As another alternative, you may be able to use/adapt scispacy's UMLS KB as a replacement.

In case you're only interested in the adaptations to the MedMentions dataset, I've uploaded that separately here:
https://drive.google.com/file/d/1wJdW3Tcb6VZ0z-d8XQahk2Gm4Cj0BrRu/view?usp=sharing

Best

Keshav Biyani · Answer 2 · Thu Aug 20 2020 19:55:30 GMT+0800 (China Standard Time)

Hello, even I am facing a similar issue. I tried to run the create_umls_kb.py script but it's giving the following error:

"""

Traceback (most recent call last):
File "scripts/create_umls_kb.py", line 10, in
umls_tree = construct_umls_tree_from_tsv('data/umls_semantic_type_tree.tsv') # change to your location
File "/home/keshav/anaconda3/envs/medlinker/lib/python3.6/site-packages/scispacy/umls_semantic_type_tree.py", line 82, in construct_umls_tree_from_tsv
for line in open(filepath, "r"):
FileNotFoundError: [Errno 2] No such file or directory: 'data/umls_semantic_type_tree.tsv'

"""

I tried to download the data from the google drive link. I have requested for the access as well.
But still there's no luck. Can you please let me know what do I have to so ?
Thanks
Regards

Dan Lou · Answer 3 · Thu Aug 20 2020 21:21:31 GMT+0800 (China Standard Time)
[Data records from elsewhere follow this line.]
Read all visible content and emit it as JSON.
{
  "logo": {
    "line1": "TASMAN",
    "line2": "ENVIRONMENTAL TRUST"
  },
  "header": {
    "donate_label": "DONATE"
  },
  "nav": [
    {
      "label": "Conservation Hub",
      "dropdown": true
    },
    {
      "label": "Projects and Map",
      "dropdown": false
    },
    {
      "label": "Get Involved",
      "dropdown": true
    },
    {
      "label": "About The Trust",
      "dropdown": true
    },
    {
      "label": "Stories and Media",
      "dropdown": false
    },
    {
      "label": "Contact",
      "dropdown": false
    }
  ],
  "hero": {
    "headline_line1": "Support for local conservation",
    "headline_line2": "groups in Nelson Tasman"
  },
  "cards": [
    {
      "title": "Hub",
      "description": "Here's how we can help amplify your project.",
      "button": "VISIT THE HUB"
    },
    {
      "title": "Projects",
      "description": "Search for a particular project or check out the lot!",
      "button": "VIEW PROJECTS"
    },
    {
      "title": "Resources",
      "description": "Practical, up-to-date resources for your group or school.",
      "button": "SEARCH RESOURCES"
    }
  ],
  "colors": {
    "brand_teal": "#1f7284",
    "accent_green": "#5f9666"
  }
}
Sorry, didn't realize that had restricted permissions.
I've now accepted your request and updated permissions.

Best

Dan Lou · Answer 4 · Thu Aug 20 2020 21:27:13 GMT+0800 (China Standard Time)

In case you're having trouble accessing the umls_semantic_type_tree.tsv file from scispacy, you may also find that here:
https://drive.google.com/file/d/1UGRWvynFmLb5gSF0kc16Bsh4DTCdVMJ2/view?usp=sharing

Keshav Biyani · Answer 5 · Mon Aug 24 2020 20:38:40 GMT+0800 (China Standard Time)

Hello Danlou
Wished to ask one more thing, how do we train from scratch ?

Dan Lou · Answer 6 · Thu Aug 27 2020 18:31:04 GMT+0800 (China Standard Time)

The code available in this repo can help you train from scratch.

Check the 'create' methods in the 'matcher' scripts, as well as precompute_contextual.py for extracting embeddings from the NLMs.